Staying cool: For the TikTok generation, it requires relentless commitment
″I’m really quite confused about this – what does it mean, that he’s cheated on her?” The woman asking the question lifts her head from the phone screen and looks troubled. We’ve handed the phone around the dinner table, from one middle-aged person to the next, and none of us understands what it means – a 19-second TikTok video in which a girl surprises her long-distance boyfriend with a visit. We can’t work out what’s so interesting about it, so funny, that it has been viewed more than 65 million times on the video-sharing platform, been discussed on talk shows and news bulletins around the world and become a cultural moment for the TikTok generation.
The girl who answers the woman’s question, Lulu, is 14 years old. “It’s just funny because everybody is just like, ‘Girl, something’s up’.” Lulu is breathy, going at a million miles an hour, excited to explain what it all means to her parents’ visitors. Please, Lulu says, examine the body language of the guy – “Couch Guy”, as he and the video are now known – as his girlfriend comes into a room where he sits with three young women (soundtrack: Ellie Goulding’s Still Falling for You).
Since the video was posted on September 21, tens of millions of people have examined the body language and facial expression of Couch Guy, of the women sitting on the couch with him, of Couch Guy’s friends in the room. “The girls look sus [sic], the boys look amused, the boyfriend looks scared. … Sis ... please ask questions,” is one of the 135,000 or so comments on the video.

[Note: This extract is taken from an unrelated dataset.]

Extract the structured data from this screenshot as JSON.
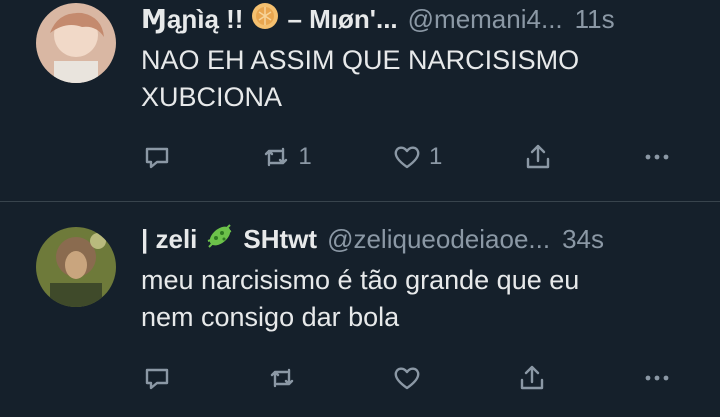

Couch Guy, Lulu says, took his phone back from the girl sitting next to him in a quick sneaky move when his girlfriend walked in. Couch Guy might have had his arm around the back of the girl next to him. Couch Guy didn’t look so happy to see his girlfriend. Couch Guy took forever to stand up and hug his girlfriend. The Gen-Xers at the table exchange looks and shake our heads in the manner of old people.

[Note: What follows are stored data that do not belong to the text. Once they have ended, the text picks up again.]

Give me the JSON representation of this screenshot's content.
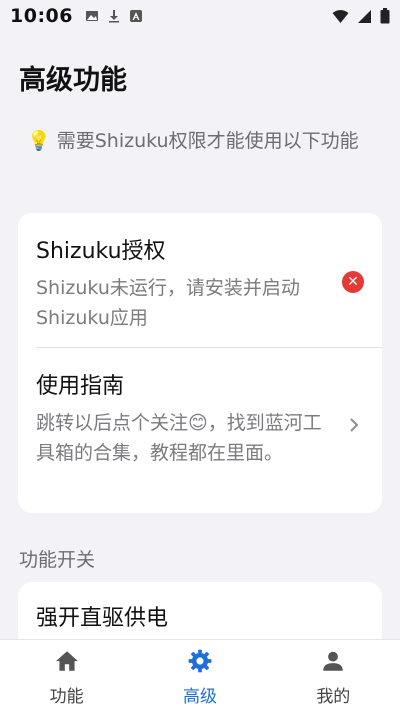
{
  "status_bar": {
    "time": "10:06",
    "icons_left": [
      "image-icon",
      "download-icon",
      "app-a-icon"
    ],
    "icons_right": [
      "wifi-icon",
      "cellular-icon",
      "battery-icon"
    ]
  },
  "page": {
    "title": "高级功能",
    "hint_icon": "💡",
    "hint_text": " 需要Shizuku权限才能使用以下功能"
  },
  "card_main": {
    "auth": {
      "title": "Shizuku授权",
      "desc": "Shizuku未运行，请安装并启动Shizuku应用",
      "status_icon": "error-icon"
    },
    "guide": {
      "title": "使用指南",
      "desc": "跳转以后点个关注😊，找到蓝河工具箱的合集，教程都在里面。",
      "action_icon": "chevron-right-icon"
    }
  },
  "section": {
    "label": "功能开关"
  },
  "card_switches": {
    "first": {
      "title": "强开直驱供电"
    }
  },
  "bottom_nav": {
    "items": [
      {
        "label": "功能",
        "icon": "home-icon",
        "active": false
      },
      {
        "label": "高级",
        "icon": "gear-icon",
        "active": true
      },
      {
        "label": "我的",
        "icon": "person-icon",
        "active": false
      }
    ]
  },
  "colors": {
    "accent": "#1e6fd9",
    "background": "#f2f2f7",
    "error": "#e53935"
  }
}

But why did she even bother to put it up on her TikTok account, I ask Lulu. “Like, she’s probably just putting it up for friends but it went viral,” Lulu replies. Her father adds dryly: “Normally you surprise your boyfriend without a friend filming it.” Lulu’s response is withering: “Normally your boyfriend isn’t on the couch with three other girls.”

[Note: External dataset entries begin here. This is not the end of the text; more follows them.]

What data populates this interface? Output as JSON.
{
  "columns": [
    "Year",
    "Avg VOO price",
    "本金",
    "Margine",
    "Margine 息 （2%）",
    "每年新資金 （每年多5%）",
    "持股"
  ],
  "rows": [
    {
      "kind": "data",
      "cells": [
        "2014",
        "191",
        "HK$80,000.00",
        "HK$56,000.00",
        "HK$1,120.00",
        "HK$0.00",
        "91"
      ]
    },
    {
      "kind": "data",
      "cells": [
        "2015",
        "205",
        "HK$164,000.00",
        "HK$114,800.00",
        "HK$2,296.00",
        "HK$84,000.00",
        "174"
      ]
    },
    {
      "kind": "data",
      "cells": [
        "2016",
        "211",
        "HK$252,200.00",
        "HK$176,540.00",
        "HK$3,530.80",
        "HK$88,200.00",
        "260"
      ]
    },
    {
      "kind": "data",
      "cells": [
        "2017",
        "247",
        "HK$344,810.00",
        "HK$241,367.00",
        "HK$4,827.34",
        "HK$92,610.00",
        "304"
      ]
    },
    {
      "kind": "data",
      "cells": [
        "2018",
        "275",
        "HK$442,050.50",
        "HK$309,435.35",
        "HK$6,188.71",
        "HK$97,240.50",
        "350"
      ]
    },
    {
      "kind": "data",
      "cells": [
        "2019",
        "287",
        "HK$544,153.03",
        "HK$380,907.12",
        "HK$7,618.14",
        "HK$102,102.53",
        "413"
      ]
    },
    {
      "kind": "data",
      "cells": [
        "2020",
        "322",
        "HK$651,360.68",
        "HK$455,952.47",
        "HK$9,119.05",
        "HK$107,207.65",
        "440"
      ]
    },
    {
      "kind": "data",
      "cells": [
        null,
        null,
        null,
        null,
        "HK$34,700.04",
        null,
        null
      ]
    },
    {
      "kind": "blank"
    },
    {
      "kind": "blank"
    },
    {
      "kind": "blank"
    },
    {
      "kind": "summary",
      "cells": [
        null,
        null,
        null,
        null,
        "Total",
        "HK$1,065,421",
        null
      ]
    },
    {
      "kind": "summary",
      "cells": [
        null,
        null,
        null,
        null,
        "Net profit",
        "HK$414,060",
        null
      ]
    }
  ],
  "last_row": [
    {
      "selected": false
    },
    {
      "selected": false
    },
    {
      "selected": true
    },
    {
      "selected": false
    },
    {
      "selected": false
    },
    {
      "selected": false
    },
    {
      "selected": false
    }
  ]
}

LoadingLulu’s mother starts to describe how her daughter and 16-year-old son gabble in memes, a foreign language, the parental bewilderment – “I’m in the ghetto, ratatata, ratatata” was a recent chant (drawn from another viral TikTok) accompanied by a gun-pointing hand gesture, the “ratatata” a staccato burst indicating gunshots – but Lulu, eye-rolling, hunches back over her phone. “OK Boomer.” Did she use that catchphrase? Perhaps I only imagine she did: after all, just as Couch Guy is so last-year, the expression “OK Boomer” is so 2019, so clearly cheugy.